以前、ある宗教指導者が来日した時、「人はなぜ、殺してはならないのか」ということを質問した番組がありました。
その宗教指導者は、その質問に対してまともに答えることができませんでした。
なぜ、様々な宗教、思想、道徳、法律において「人を殺すことなかれ」ということが是認されているのでしょうか。
人類の歴史をみる限り、その教えに反し、人は戦争を中心として、人間や動物を殺してきました。
この世的に納得のいく説明をするならば、人間も動物も同じ生物体であって、種の保存が共通の命題であり、種の保存なくして、生存も、繁栄もありえないということになります。
もう一方では、同じく種を保存するという目的のために、現実的には政治あるいは軍事レベルにおいて、他を殺すという動きがあります。
不思議なことですが、この二律背反したものが種の保存という同じ命題のために起きてきています。
民族を保存するために、他の者と戦い、殺すことがある程度認容されるとしても、大きな観点から釈然としないものが残ることも事実です。
ですから、異なる者同士でも共存、繁栄していけるように、調整の原理が様々に働いてきました。
(国際政治・国際経済・国連組織の活動等)
さらに思想においては「殺すなかれ」という教えの普遍化があり、また、根源論としての「唯一の神から現れた人類」「人々は神の子・仏の子である」という思想が、人類をともに愛し合い育みあうためのバックボーンとして説かれてきました。
近現代の科学技術の発展は、唯物論思想に裏打ちされています。
マルクス主義が滅びかかっていても、科学で生命の根源を探求し、魂にあたるものをDNAの存在と解釈し、科学者の手によって、命さえつくることができるというような実験も行われているようです。
科学的分析は大事であると思いますが、人間は動物の進化系であり、タンパク質と神経作用の集まりであるという考えを是とし、それのみが真実であるとするならば「殺しあうなかれ」という教えも、機械として壊さないようにしようという程度の話になってしまいます。

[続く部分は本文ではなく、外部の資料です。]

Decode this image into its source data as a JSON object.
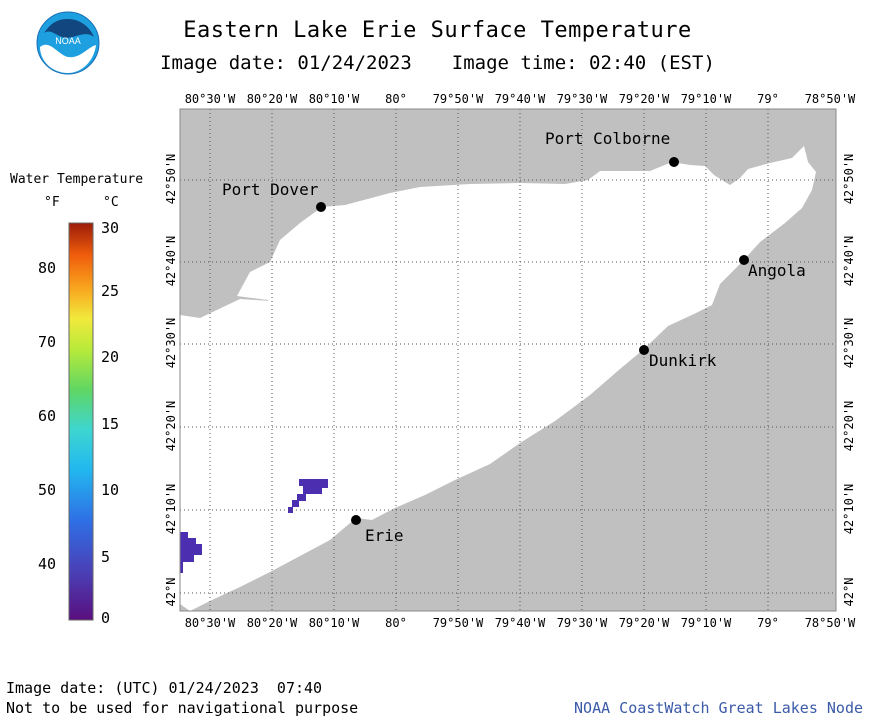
{
  "title": "Eastern Lake Erie Surface Temperature",
  "image_date_label": "Image date: 01/24/2023",
  "image_time_label": "Image time: 02:40 (EST)",
  "legend": {
    "title": "Water Temperature",
    "unit_f": "°F",
    "unit_c": "°C",
    "f_ticks": [
      "80",
      "70",
      "60",
      "50",
      "40"
    ],
    "c_ticks": [
      "30",
      "25",
      "20",
      "15",
      "10",
      "5",
      "0"
    ]
  },
  "axes": {
    "lon_ticks": [
      "80°30'W",
      "80°20'W",
      "80°10'W",
      "80°",
      "79°50'W",
      "79°40'W",
      "79°30'W",
      "79°20'W",
      "79°10'W",
      "79°",
      "78°50'W"
    ],
    "lat_ticks": [
      "42°50'N",
      "42°40'N",
      "42°30'N",
      "42°20'N",
      "42°10'N",
      "42°N"
    ]
  },
  "cities": [
    {
      "name": "Port Colborne"
    },
    {
      "name": "Port Dover"
    },
    {
      "name": "Angola"
    },
    {
      "name": "Dunkirk"
    },
    {
      "name": "Erie"
    }
  ],
  "logo_text": "NOAA",
  "colors": {
    "land": "#c0c0c0",
    "lake": "#ffffff",
    "cold_water": "#4b2fb0"
  },
  "footer": {
    "utc_date": "Image date: (UTC) 01/24/2023  07:40",
    "disclaimer": "Not to be used for navigational purpose",
    "credit": "NOAA CoastWatch Great Lakes Node"
  }
}
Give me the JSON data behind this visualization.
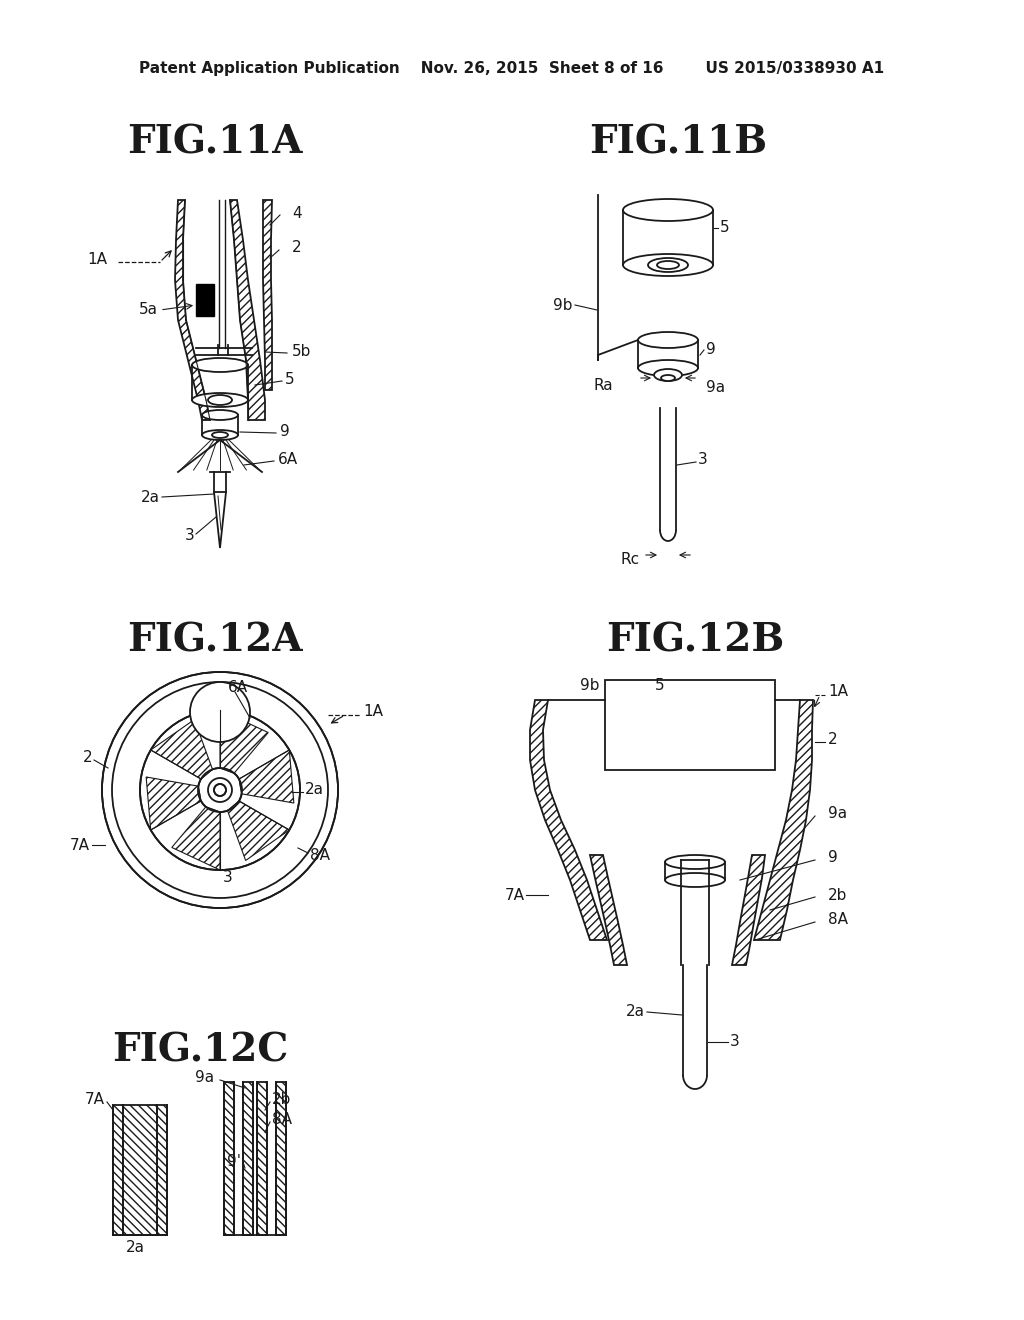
{
  "bg_color": "#ffffff",
  "lc": "#1a1a1a",
  "header": "Patent Application Publication    Nov. 26, 2015  Sheet 8 of 16        US 2015/0338930 A1",
  "fig11a": "FIG.11A",
  "fig11b": "FIG.11B",
  "fig12a": "FIG.12A",
  "fig12b": "FIG.12B",
  "fig12c": "FIG.12C",
  "title_fs": 28,
  "header_fs": 11,
  "label_fs": 11,
  "lw": 1.3
}
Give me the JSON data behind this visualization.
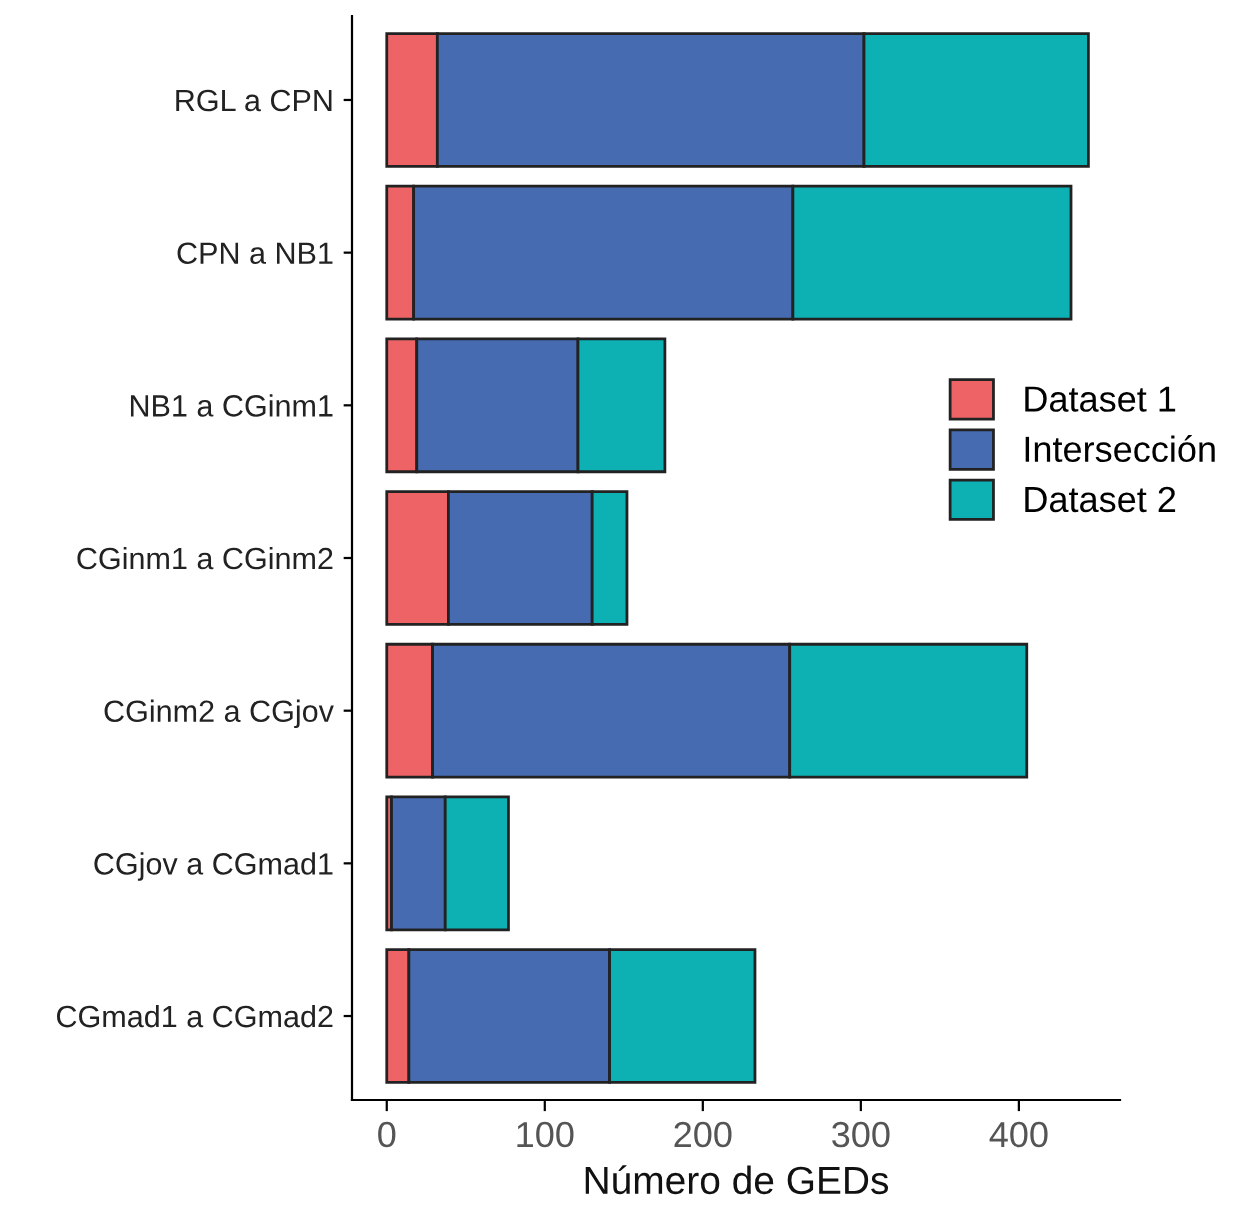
{
  "chart_data": {
    "type": "bar",
    "orientation": "horizontal",
    "stacked": true,
    "categories": [
      "RGL a CPN",
      "CPN a NB1",
      "NB1 a CGinm1",
      "CGinm1 a CGinm2",
      "CGinm2 a CGjov",
      "CGjov a CGmad1",
      "CGmad1 a CGmad2"
    ],
    "series": [
      {
        "name": "Dataset 1",
        "color": "#ee6466",
        "values": [
          32,
          17,
          19,
          39,
          29,
          3,
          14
        ]
      },
      {
        "name": "Intersección",
        "color": "#466bb0",
        "values": [
          270,
          240,
          102,
          91,
          226,
          34,
          127
        ]
      },
      {
        "name": "Dataset 2",
        "color": "#0db1b4",
        "values": [
          142,
          176,
          55,
          22,
          150,
          40,
          92
        ]
      }
    ],
    "xlabel": "Número de GEDs",
    "xlim": [
      -22,
      464
    ],
    "xticks": [
      0,
      100,
      200,
      300,
      400
    ],
    "grid": false,
    "legend": "right"
  }
}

殺人罪と器物損壊罪に差がないことになってしまいます。
科学の進歩そのものが、決して人間の人生の質や存在感、あるいは値打ちを高めることにならないことに充分に注意していかなければなりません。
結局「人を殺すなかれ」という教えを追及していくと「人とは何であるのか、生命とは何であるのか、人生とは何であるのか」という根本にいかざるを得ないと思います。
その根本の現象として現れた肉体を超えるものを、認めるか否かが大きな分かれ目だと思います。
「肉体的、物質的に現れたるもの以外は認識できず、それ以上のものについては議論しない」という立場をとるならば、所詮、愛の教えでも「殺すなかれ」の教えでも、この世を生きやすく生きるための便法にすぎないことになってしまいます。